His comments came as part of the Legislature’s first-ever Environmental Justice Day, which gave space for environmental advocacy organizations to lobby for legislation to address the way climate change, extreme heat and air and water pollution disproportionately affect certain communities.
The “Outdoor Worker Protection Bill,” still a bill draft request (BDR 682) that has not been formally introduced, would add health protections for outdoor workers in extreme heat, including ensuring shade, water, education and training is provided.
Assemblywoman Selena Torres (D-Las Vegas) said the environment is a “multifaceted and intersectional” issue, and its effects can be seen in the economy, health and education quality.
“As an educator, I saw firsthand the challenges posed by environmental racism in seeing the challenges my students face in the classroom,” Torres said during the press conference. “It’s clear that continued inaction on environmental issues bears repeating the same economic and social inequities our community has faced for decades. And it’s time that in this session, we confront those issues head on.”
Legislators and activists also touted the “Green Amendment” (AJR3), which would amend the Nevada Constitution to guarantee Nevadan’s clean air, clean water and healthy soils and ecosystems. It’s scheduled for a Thursday hearing.
The resolution would also mandate that the state serve as the “trustee” of Nevada’s natural resources, with directions to “conserve, protect and maintain these resources for the benefit of all people.”

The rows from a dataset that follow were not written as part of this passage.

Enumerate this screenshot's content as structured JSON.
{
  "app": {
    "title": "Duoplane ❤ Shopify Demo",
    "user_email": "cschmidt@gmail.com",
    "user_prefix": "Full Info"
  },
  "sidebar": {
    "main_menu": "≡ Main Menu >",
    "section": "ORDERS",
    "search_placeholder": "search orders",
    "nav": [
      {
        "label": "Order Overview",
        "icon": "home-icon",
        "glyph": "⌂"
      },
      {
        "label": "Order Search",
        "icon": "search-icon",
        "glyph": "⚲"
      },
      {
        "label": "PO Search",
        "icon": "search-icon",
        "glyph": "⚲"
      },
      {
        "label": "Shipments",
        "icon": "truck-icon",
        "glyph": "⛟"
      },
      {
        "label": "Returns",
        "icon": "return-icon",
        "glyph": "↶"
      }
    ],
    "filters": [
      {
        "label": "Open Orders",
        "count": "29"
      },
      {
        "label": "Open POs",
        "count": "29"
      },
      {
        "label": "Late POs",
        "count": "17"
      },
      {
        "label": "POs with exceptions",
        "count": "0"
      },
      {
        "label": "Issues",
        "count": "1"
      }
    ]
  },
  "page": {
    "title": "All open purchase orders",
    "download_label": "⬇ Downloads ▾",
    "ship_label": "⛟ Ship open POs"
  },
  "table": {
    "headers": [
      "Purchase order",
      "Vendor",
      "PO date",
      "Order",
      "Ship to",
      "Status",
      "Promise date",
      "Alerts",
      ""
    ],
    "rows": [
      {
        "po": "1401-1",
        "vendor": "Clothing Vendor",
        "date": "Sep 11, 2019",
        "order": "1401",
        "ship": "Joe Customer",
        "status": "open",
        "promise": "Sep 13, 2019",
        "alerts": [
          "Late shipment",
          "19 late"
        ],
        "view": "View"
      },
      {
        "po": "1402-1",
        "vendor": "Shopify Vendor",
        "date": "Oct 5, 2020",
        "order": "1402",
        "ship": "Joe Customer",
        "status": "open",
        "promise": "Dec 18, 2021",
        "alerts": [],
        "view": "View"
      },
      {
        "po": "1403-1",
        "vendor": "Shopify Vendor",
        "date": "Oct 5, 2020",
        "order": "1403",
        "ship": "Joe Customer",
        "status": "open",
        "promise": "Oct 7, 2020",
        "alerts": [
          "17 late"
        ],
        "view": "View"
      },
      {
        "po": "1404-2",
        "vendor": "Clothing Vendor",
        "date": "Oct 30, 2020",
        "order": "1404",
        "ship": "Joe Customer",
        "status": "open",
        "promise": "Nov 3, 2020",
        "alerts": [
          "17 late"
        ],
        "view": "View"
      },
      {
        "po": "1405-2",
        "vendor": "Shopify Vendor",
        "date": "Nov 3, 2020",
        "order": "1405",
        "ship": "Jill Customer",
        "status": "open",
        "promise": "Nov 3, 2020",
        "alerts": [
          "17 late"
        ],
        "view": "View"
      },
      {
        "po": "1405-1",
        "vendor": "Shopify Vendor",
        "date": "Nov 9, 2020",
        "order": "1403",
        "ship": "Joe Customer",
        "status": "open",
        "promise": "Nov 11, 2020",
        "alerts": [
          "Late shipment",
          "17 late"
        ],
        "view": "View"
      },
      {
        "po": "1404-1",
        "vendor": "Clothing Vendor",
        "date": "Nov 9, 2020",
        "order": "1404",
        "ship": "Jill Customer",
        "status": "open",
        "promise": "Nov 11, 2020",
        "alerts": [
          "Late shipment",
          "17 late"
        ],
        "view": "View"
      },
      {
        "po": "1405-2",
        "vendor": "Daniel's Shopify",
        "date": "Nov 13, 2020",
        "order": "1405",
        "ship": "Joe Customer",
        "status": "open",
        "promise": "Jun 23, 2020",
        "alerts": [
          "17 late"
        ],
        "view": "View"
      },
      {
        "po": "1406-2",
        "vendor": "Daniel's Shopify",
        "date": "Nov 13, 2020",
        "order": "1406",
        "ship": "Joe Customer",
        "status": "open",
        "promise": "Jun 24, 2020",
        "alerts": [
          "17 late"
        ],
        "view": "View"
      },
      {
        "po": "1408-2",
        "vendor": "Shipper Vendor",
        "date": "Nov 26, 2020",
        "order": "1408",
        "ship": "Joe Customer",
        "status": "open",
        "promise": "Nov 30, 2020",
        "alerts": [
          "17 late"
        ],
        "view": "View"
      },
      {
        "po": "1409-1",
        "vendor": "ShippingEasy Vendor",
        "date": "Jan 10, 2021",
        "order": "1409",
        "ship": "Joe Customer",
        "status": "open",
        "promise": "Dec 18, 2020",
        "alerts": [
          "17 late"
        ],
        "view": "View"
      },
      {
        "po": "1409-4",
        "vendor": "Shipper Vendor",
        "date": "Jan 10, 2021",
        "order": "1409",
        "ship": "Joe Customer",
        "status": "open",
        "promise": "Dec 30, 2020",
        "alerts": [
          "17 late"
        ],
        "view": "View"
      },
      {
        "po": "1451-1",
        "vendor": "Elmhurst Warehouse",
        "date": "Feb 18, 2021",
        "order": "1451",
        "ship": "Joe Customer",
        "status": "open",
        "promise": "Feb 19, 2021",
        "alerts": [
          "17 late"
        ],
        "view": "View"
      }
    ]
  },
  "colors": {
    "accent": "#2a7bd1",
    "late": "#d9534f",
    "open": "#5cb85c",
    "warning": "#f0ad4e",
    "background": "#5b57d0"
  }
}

“I used to think that we were on the precipice of an environmental catastrophe. And over the last five years, it’s very apparent that we are in the middle of an environmental catastrophe,” said Assemblywoman Sarah Peters (D-Reno), who sponsored the Green Amendment. “It is imperative that we constitutionalize the protections for people to live in spaces in this state … You can’t live your best life when you’re triaging asthma.”